Kimberly Jolasun, a 32-year-old entrepreneur in Atlanta, has never voted for the Republican candidate for the presidency. That may be about to change.

Her company, Villie, is an online platform that lets new parents share photos and updates about their babies with friends and relatives and register for gifts like strollers and playpens. Not yet profitable, her company needs financing to grow. But venture capitalists struggle with her untraditional profile, she said. Technology is dominated by white men in places like Silicon Valley and Austin, Texas. She is a Black woman in Georgia.

Banks want to charge her interest as high as 14 percent for business loans. The interest rate on the credit card debt she used to start the company has spiked to 25 percent, tripling her monthly payments.

Ms. Jolasun knows that borrowing costs are driven by the Federal Reserve. She does not blame President Biden. But she assumes that his Republican opponent, former President Donald J. Trump, is more in tune with the needs of business owners. So she is seriously contemplating giving him her vote.

“For the first time in my life, the ball’s in the air,” she said. “I haven’t made my decision.”

Despite indications of vigor in the economy, higher borrowing costs are a source of financial anxiety that could prove pivotal in the 2024 presidential election — especially in Georgia, one of six battleground states expected to determine the outcome.

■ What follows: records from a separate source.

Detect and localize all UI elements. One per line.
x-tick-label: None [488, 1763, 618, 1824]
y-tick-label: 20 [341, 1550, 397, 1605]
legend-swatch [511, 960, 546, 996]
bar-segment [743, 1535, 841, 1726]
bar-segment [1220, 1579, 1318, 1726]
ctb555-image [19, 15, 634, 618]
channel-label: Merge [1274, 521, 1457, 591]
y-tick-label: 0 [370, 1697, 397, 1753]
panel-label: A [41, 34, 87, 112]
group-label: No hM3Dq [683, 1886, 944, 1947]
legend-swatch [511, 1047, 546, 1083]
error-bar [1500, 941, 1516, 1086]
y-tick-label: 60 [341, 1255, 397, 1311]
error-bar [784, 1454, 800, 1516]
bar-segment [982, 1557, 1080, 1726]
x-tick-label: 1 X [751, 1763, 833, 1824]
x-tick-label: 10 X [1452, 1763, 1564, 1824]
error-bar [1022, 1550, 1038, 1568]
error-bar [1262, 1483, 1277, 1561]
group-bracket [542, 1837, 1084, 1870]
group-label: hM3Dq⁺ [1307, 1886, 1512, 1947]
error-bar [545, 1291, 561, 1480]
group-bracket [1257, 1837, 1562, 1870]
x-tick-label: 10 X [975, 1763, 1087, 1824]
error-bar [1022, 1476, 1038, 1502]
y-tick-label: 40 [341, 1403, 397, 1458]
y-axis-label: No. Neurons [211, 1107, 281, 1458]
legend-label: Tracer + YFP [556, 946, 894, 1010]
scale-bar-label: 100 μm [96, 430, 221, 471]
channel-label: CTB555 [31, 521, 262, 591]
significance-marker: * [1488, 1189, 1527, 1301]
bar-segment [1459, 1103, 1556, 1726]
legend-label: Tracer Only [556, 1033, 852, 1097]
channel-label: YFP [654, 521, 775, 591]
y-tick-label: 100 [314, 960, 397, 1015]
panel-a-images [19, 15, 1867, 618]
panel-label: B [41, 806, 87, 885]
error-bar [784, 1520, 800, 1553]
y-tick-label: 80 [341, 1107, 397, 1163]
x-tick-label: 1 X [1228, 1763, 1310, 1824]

Black voters are a crucial bloc in Georgia; four years ago, they made up 27 percent of the electorate. By many indications, Black Americans are disproportionately affected by higher interest rates on mortgages, credit cards, student loans and business debts. Start-up companies owned by people of color — especially Black Americans — confront substantial barriers in raising funds, making them more vulnerable to increased borrowing costs, according to a survey of minority-owned small businesses by the Federal Reserve. Though their companies are typically smaller and less profitable, Black and Hispanic entrepreneurs tend to be rejected on applications for financing even after accounting for differences in credit ratings, suggesting that racial profiling is an issue.